Só convence aquele que é convicto, não por força nem violência, mas pela certeza que dele emana.
Esse ensinamento vale muito para o mundo corporativo. No primeiro momento nos
parece uma linguagem estranha, mas assim que o entendimento a seu respeito arraigar
em nossa consciência, a mente passará a obedecer o coração, e daí deixaremos de
fazer tanta força para compreender. O coração detém o conhecimento que chamamos
de intuitivo.
Comecei minha vida com muitas descobertas
empíricas. E qual o problema de não saber, não é? Cada pessoa é única e tem o
seu jeito de fazer descobertas e de descobrir-se ela mesma. A questão principal
não é a descoberta em si,
mas o que fazer com ela. Nunca se falou tanto em qualificação da gestão, exigência
do profissionalismo. Querendo ou não, temos que aceitar a direção do fluir das
mudanças. Sabemos que é preciso ir, mas não sabemos exatamente para onde.
A maior parte
das respostas que obtive em meu trabalho foram por insights. Tenho prestado consultoria a equipes que me contratam
para encontrar as evidências e sinalizar caminhos para desenvolver melhores
estratégias. O grande desafio, no marketing e nas
vendas, é encantar e surpreender clientes. Trata-se de um
grande esforço na prática diária e que, muitas vezes, mais do que obedecer
cartilhas, deveria sim ouvir o coração.
As verdades e enganos nos confundem,
há uma dicotomia entre o aprender, ou preparar-se, e a sabedoria latente em
nós. Tem gente que se prepara muito, com grande esforço e dedicação, e mesmo
assim não se satisfaze. Outros, fazem menos e conseguem mais resultado. O que
será isso? Sorte ou humildade para perceber que quanto mais você sabe, mais parece
não saber?
As escolhas nos exigem renúncias. Os
dias estão cada vez mais curtos, há menos tempo para aprimorar “aquilo” que é o
nosso melhor. Procuramos conhecimentos novos e não nos damos tempo para
estruturá-los dentro de nós. Claro que prática de sucesso de uns devem valer
como experiências a todos. Mas precisamos de prudência para implementar as
transformações profundamente. Nossas lutas são internas e acirradas. Fortalecer
o caráter e questão decisiva para se ter convicções e dominar a capacidade de
convencimento, que hoje é obrigatória nos negócios.
A vaidade e, por consequência, a
superficialidade nos tornam mais propensos a acreditar em factoides e não
exercitar a consciência da realidade.

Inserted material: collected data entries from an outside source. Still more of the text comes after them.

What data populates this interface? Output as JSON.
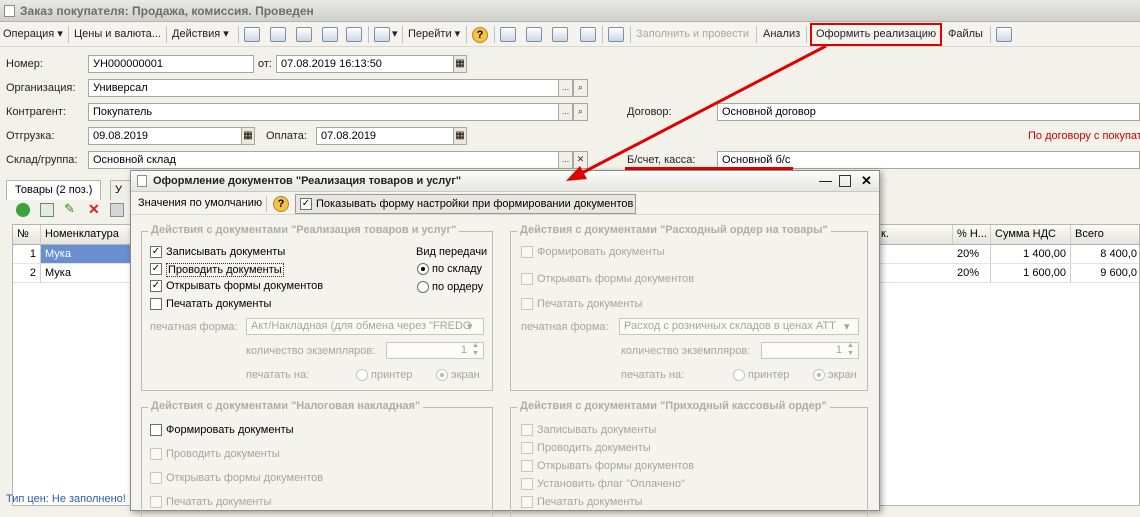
{
  "window": {
    "title": "Заказ покупателя: Продажа, комиссия. Проведен"
  },
  "toolbar": {
    "operation": "Операция",
    "prices": "Цены и валюта...",
    "actions": "Действия",
    "goto": "Перейти",
    "fill_post": "Заполнить и провести",
    "analysis": "Анализ",
    "make_sale": "Оформить реализацию",
    "files": "Файлы"
  },
  "form": {
    "number_label": "Номер:",
    "number_value": "УН000000001",
    "from_label": "от:",
    "date_value": "07.08.2019 16:13:50",
    "org_label": "Организация:",
    "org_value": "Универсал",
    "contractor_label": "Контрагент:",
    "contractor_value": "Покупатель",
    "contract_label": "Договор:",
    "contract_value": "Основной договор",
    "shipment_label": "Отгрузка:",
    "shipment_value": "09.08.2019",
    "payment_label": "Оплата:",
    "payment_value": "07.08.2019",
    "contract_note": "По договору с покупат",
    "warehouse_label": "Склад/группа:",
    "warehouse_value": "Основной склад",
    "account_label": "Б/счет, касса:",
    "account_value": "Основной б/с"
  },
  "tabs": {
    "goods": "Товары (2 поз.)",
    "second": "У"
  },
  "table": {
    "headers": {
      "n": "№",
      "item": "Номенклатура",
      "k": "к.",
      "vat_pct": "% Н...",
      "vat_sum": "Сумма НДС",
      "total": "Всего"
    },
    "rows": [
      {
        "n": "1",
        "item": "Мука",
        "vat_pct": "20%",
        "vat_sum": "1 400,00",
        "total": "8 400,0"
      },
      {
        "n": "2",
        "item": "Мука",
        "vat_pct": "20%",
        "vat_sum": "1 600,00",
        "total": "9 600,0"
      }
    ]
  },
  "footer": {
    "price_type": "Тип цен: Не заполнено!"
  },
  "dialog": {
    "title": "Оформление документов \"Реализация товаров и услуг\"",
    "defaults_btn": "Значения по умолчанию",
    "show_form": "Показывать форму настройки при формировании документов",
    "g1": {
      "title": "Действия с документами \"Реализация товаров и услуг\"",
      "write": "Записывать документы",
      "post": "Проводить документы",
      "open": "Открывать формы документов",
      "print": "Печатать документы",
      "transfer_label": "Вид передачи",
      "by_warehouse": "по складу",
      "by_order": "по ордеру",
      "print_form_label": "печатная форма:",
      "print_form_value": "Акт/Накладная (для обмена через \"FREDO",
      "copies_label": "количество экземпляров:",
      "copies_value": "1",
      "print_on_label": "печатать на:",
      "printer": "принтер",
      "screen": "экран"
    },
    "g2": {
      "title": "Действия с документами \"Расходный ордер на товары\"",
      "make": "Формировать документы",
      "open": "Открывать формы документов",
      "print": "Печатать документы",
      "print_form_label": "печатная форма:",
      "print_form_value": "Расход с розничных складов в ценах АТТ",
      "copies_label": "количество экземпляров:",
      "copies_value": "1",
      "print_on_label": "печатать на:",
      "printer": "принтер",
      "screen": "экран"
    },
    "g3": {
      "title": "Действия с документами \"Налоговая накладная\"",
      "make": "Формировать документы",
      "post": "Проводить документы",
      "open": "Открывать формы документов",
      "print": "Печатать документы"
    },
    "g4": {
      "title": "Действия с документами \"Приходный кассовый ордер\"",
      "write": "Записывать документы",
      "post": "Проводить документы",
      "open": "Открывать формы документов",
      "paid": "Установить флаг \"Оплачено\"",
      "print": "Печатать документы"
    }
  },
  "colors": {
    "highlight": "#e00000",
    "selection": "#6a8fd0",
    "note": "#cc0000",
    "link": "#2a5db0"
  }
}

Muitas vezes, é engano achar que mudar de
emprego ou terminar um relacionamento pode ser a solução para avançarmos. Gosto
de duas frases do Gabriel Pensador: “não adianta olhar para o céu com muita fé
e pouca luta” e “ muda, que quando a gente muda, o mundo muda com agente.”
Essas frases dão a dimensão da nossa responsabilidade frente a transformação. O
mundo pode mudar, mas nada será diferente se você continuar o mesmo.
Ainda veremos muitas mudanças
estruturais e emocionais no comportamento humano, quando seremos surpreendidos
com os aspectos naturais. É hora de compreender o subliminar, de não duvidar da
capacidade das pessoas, é hora de crer no invisível, de ouvir mais o coração.
Você é uma marca, você é um líder,
você constrói os fundamentos da sua empresa e da sua vida. Lembre-se: a vida
sempre costuma premiar os que fazem.